Bring Me the Head of Alfredo Garcia: You don’t actually see it because it’s wrapped in a cloth, but it attracts swarms of flies and Warren Oates’s expression suggests that it doesn’t smell too good.
Aguirre – Wrath of God: The head that goes on counting after it has been lopped off.
The Possession of Joel Delaney: The original severed head in the fridge movie. Also features a severed head dangling by its hear from an ornamental mobile. But the most shocking thing about this movie is that Shirley MacLaine is in it.
The Omen: David Warner is decapitated in spectacular fashion by a pane of glass after he messes with the Antichrist.
Theatre of Blood: Vincent Price, as a crazed Shakespearean actor, paints a dotted line around drama critic Arthur Lowe’s neck and severs his head with a surgical saw. The head fetches up on top of a milk bottle.
Re-Animator: A severed head which gets the hots for the heroine, kidnaps her and sticks its tongue in her ear (ETA: and does even more in the uncut version, but I didn’t get to see that in the 1980s thanks to the BBFC).
Android, Halloween III: Season of the Witch, Alien: Three examples of robot heads which continue to twitch, talk or slime after decapitation.
Evil Dead II: Demon’s head chomps its teeth into the hero’s hand and has to be removed with a chainsaw. Can also be glimpsed dancing in the woods with its own torso.
Macabre: The definitive severed head in the fridge, as kept there throughout the movie by a woman whose lover has been topped in an auto accident. Directed by Lamberto Bava, son of Mario.

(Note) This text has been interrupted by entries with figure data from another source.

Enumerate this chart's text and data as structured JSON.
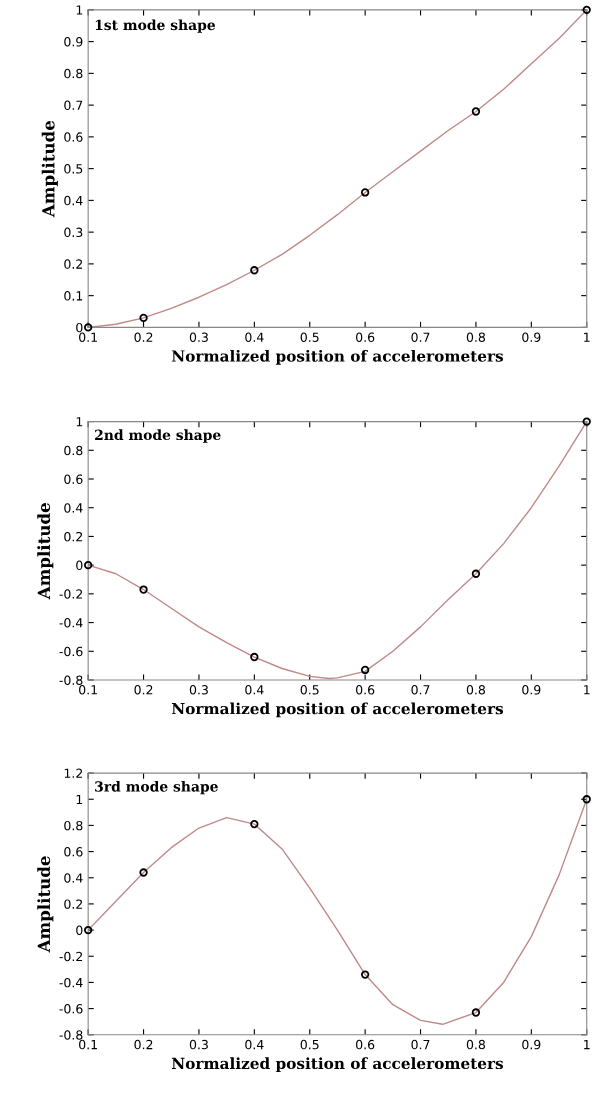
{
  "chart_data": [
    {
      "type": "line",
      "title": "1st mode shape",
      "xlabel": "Normalized position of accelerometers",
      "ylabel": "Amplitude",
      "xlim": [
        0.1,
        1
      ],
      "xticks": [
        0.1,
        0.2,
        0.3,
        0.4,
        0.5,
        0.6,
        0.7,
        0.8,
        0.9,
        1
      ],
      "ylim": [
        0,
        1
      ],
      "yticks": [
        0,
        0.1,
        0.2,
        0.3,
        0.4,
        0.5,
        0.6,
        0.7,
        0.8,
        0.9,
        1
      ],
      "grid": false,
      "series": [
        {
          "color": "#c08888",
          "marker": "none",
          "line_style": "solid",
          "x": [
            0.1,
            0.15,
            0.2,
            0.25,
            0.3,
            0.35,
            0.4,
            0.45,
            0.5,
            0.55,
            0.6,
            0.65,
            0.7,
            0.75,
            0.8,
            0.85,
            0.9,
            0.95,
            1.0
          ],
          "values": [
            0,
            0.01,
            0.03,
            0.06,
            0.095,
            0.135,
            0.18,
            0.23,
            0.29,
            0.355,
            0.425,
            0.49,
            0.555,
            0.62,
            0.68,
            0.75,
            0.83,
            0.91,
            1.0
          ]
        },
        {
          "type": "scatter",
          "color": "#000000",
          "marker": "circle",
          "x": [
            0.1,
            0.2,
            0.4,
            0.6,
            0.8,
            1.0
          ],
          "values": [
            0,
            0.03,
            0.18,
            0.425,
            0.68,
            1.0
          ]
        }
      ]
    },
    {
      "type": "line",
      "title": "2nd mode shape",
      "xlabel": "Normalized position of accelerometers",
      "ylabel": "Amplitude",
      "xlim": [
        0.1,
        1
      ],
      "xticks": [
        0.1,
        0.2,
        0.3,
        0.4,
        0.5,
        0.6,
        0.7,
        0.8,
        0.9,
        1
      ],
      "ylim": [
        -0.8,
        1
      ],
      "yticks": [
        -0.8,
        -0.6,
        -0.4,
        -0.2,
        0,
        0.2,
        0.4,
        0.6,
        0.8,
        1
      ],
      "grid": false,
      "series": [
        {
          "color": "#c08888",
          "marker": "none",
          "line_style": "solid",
          "x": [
            0.1,
            0.15,
            0.2,
            0.25,
            0.3,
            0.35,
            0.4,
            0.45,
            0.5,
            0.535,
            0.55,
            0.6,
            0.65,
            0.7,
            0.75,
            0.8,
            0.85,
            0.9,
            0.95,
            1.0
          ],
          "values": [
            0,
            -0.06,
            -0.17,
            -0.3,
            -0.43,
            -0.54,
            -0.64,
            -0.72,
            -0.775,
            -0.79,
            -0.785,
            -0.74,
            -0.6,
            -0.43,
            -0.24,
            -0.06,
            0.15,
            0.4,
            0.69,
            1.0
          ]
        },
        {
          "type": "scatter",
          "color": "#000000",
          "marker": "circle",
          "x": [
            0.1,
            0.2,
            0.4,
            0.6,
            0.8,
            1.0
          ],
          "values": [
            0,
            -0.17,
            -0.64,
            -0.73,
            -0.06,
            1.0
          ]
        }
      ]
    },
    {
      "type": "line",
      "title": "3rd mode shape",
      "xlabel": "Normalized position of accelerometers",
      "ylabel": "Amplitude",
      "xlim": [
        0.1,
        1
      ],
      "xticks": [
        0.1,
        0.2,
        0.3,
        0.4,
        0.5,
        0.6,
        0.7,
        0.8,
        0.9,
        1
      ],
      "ylim": [
        -0.8,
        1.2
      ],
      "yticks": [
        -0.8,
        -0.6,
        -0.4,
        -0.2,
        0,
        0.2,
        0.4,
        0.6,
        0.8,
        1,
        1.2
      ],
      "grid": false,
      "series": [
        {
          "color": "#c08888",
          "marker": "none",
          "line_style": "solid",
          "x": [
            0.1,
            0.15,
            0.2,
            0.25,
            0.3,
            0.35,
            0.4,
            0.45,
            0.5,
            0.55,
            0.6,
            0.65,
            0.7,
            0.74,
            0.8,
            0.85,
            0.9,
            0.95,
            1.0
          ],
          "values": [
            0,
            0.22,
            0.44,
            0.63,
            0.78,
            0.86,
            0.81,
            0.62,
            0.32,
            0.0,
            -0.34,
            -0.57,
            -0.69,
            -0.72,
            -0.63,
            -0.4,
            -0.05,
            0.42,
            1.0
          ]
        },
        {
          "type": "scatter",
          "color": "#000000",
          "marker": "circle",
          "x": [
            0.1,
            0.2,
            0.4,
            0.6,
            0.8,
            1.0
          ],
          "values": [
            0,
            0.44,
            0.81,
            -0.34,
            -0.63,
            1.0
          ]
        }
      ]
    }
  ]
}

The Silent Partner, He Knows You’re Alone, Terror Eyes: Three examples of the severed head in the fishtank.
House of Evil, Curtains: Two examples of the severed head in the toilet.
Very nice — may I also add classic B pic The Brain that Wouldn't Die and Finnish wu xia action flick Jade Warrior to the list of fine severed head flix?
Of course you may! Add as many severed heads as you like. I can think of lots more, including about a zillion examples since I wrote this article. One day soon I shall compile the ultimate Severed Head Movie List.
But a Finnish wu xia action flick? I think I really need to see that.
And then there's Eight Heads in a Duffel Bag; I've never seen it, because the script I read before release was so godawful, but it did have the eight heads singing harmony.
Can barely remember a thing about it, other than Joe Pesci being less funny than he was in Goodfellas. When it came out, I wrote in the Sunday Telegraph, “I can therefore state, unequivocally, that 8 Heads in a Duffel Bag is the worst severed head movie of all time.”
Severed heads, eh? How about 'Henry: Portrait of a Serial Killer'?
Where is Fellini’s “Toby Dammit” in the omnibus Poe film, “Spirits of the Dead?” The title of the Poe story that Fellini adapted was “Never Bet the Devil Your Head,” and that’s where it ends!